Sometimes the online world reveals unsuspected parallel dimensions. This is an unknown restyle of Neural independently (and secretly as we never knew about it) made by NY-based Motion and Graphic Designer, Clarke Blackham. Very nicely made, perhaps only a bit glossier for the magazine’s line, it testifies once more how even your most familiar outcomes can have another life somewhere else.
If your name is “Kimichi and Chips”, you define yourself a cross-disciplinary art & design studio and are based between London and Seoul, it should be quite a natural challenge to create an artwork about “Convergence”. This what Elliot Woods and Mimi Son did for Design Korea 2010 with the interactive piece
“Link”. Link is an interactive installation where people can record their stories into a cityscape of cardboard boxes. Participants approach an iPad kiosk to record a video of themselves which is stored and replayed through the sculpture.
Convergence operates here on several levels. From a visual perspective it is a sculpture in the form of a miniature cityscape. It involves stacking 400 mapped cardboard boxes and illuminating them via projection software so that each box is capable of projecting a unique video feed.
Technologically it includes a number of different components, from openFrameworks mapping application on iPad to VVVV toolkit with custom plugins for high level simultaneous playback / recording.
From a user perspective the boundaries between audience and installation are crossed as visitors are asked to actively participate recording their videos and therefore becoming artwork themselves.

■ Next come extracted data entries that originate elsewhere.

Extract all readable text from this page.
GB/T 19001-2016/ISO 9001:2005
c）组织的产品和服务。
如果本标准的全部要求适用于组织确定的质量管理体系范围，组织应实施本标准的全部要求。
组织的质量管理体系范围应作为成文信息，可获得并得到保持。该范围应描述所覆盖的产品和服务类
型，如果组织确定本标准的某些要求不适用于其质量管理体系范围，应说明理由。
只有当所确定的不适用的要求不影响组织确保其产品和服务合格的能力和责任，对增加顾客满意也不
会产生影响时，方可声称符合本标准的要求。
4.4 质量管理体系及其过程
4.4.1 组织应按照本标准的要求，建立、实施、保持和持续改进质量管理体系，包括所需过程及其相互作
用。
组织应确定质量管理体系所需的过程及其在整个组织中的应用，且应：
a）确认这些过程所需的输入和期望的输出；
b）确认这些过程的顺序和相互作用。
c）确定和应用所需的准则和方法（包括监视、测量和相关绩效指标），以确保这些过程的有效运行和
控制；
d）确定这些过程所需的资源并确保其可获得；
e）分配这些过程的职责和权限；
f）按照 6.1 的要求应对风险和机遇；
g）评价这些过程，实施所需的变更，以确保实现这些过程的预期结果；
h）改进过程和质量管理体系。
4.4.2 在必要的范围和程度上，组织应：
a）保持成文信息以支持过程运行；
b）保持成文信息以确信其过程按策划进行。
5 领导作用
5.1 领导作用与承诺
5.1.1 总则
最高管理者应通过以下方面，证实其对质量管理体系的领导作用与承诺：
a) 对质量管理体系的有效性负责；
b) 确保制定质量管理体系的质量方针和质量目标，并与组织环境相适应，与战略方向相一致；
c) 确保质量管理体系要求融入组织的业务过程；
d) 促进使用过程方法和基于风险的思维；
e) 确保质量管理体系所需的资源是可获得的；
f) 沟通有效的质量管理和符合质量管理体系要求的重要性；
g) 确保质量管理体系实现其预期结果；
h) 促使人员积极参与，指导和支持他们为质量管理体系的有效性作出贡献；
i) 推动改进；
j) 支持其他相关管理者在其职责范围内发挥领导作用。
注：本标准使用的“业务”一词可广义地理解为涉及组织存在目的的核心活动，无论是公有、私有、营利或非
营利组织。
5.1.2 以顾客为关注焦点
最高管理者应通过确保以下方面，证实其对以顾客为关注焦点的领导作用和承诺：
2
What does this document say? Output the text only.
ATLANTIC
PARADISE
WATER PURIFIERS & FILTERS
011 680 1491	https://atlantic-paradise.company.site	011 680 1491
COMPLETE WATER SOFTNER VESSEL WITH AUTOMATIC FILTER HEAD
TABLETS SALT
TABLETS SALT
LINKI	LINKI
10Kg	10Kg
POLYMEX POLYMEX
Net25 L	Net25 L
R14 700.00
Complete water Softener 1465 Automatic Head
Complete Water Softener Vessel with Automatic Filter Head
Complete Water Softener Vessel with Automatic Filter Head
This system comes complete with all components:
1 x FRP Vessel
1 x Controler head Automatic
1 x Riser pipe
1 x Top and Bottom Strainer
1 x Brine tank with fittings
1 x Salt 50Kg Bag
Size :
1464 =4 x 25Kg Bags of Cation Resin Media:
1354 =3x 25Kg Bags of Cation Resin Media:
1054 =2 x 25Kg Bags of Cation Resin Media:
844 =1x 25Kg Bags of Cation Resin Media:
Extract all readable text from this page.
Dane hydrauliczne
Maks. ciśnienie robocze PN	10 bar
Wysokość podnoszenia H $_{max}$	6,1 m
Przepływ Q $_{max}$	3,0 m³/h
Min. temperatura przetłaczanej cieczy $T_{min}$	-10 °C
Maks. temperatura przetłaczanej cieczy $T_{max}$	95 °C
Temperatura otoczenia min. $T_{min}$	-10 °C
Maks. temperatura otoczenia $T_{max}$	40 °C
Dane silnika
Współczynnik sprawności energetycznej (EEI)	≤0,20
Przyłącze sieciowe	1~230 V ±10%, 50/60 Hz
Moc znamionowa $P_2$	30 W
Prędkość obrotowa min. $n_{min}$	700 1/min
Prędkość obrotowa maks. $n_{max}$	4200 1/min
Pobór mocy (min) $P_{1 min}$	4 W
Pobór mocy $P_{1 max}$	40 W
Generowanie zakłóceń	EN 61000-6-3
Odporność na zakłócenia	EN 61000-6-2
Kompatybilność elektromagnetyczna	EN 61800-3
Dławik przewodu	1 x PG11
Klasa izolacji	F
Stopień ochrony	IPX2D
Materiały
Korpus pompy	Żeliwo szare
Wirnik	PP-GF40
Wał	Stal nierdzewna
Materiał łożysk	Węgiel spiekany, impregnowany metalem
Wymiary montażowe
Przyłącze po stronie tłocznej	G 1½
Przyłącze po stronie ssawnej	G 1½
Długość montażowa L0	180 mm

Metaphorically the changing faces and constant activity of the piece recall the movements and encounters of people in real cities, and raise questions of memory and its relative permanence in an increasingly digital society. Overall the installation matches its foundational goal described by “Kimichi and Chips” as ‘bringing developing technologies together with everyday materials, and bringing people together to share their stories and presence’.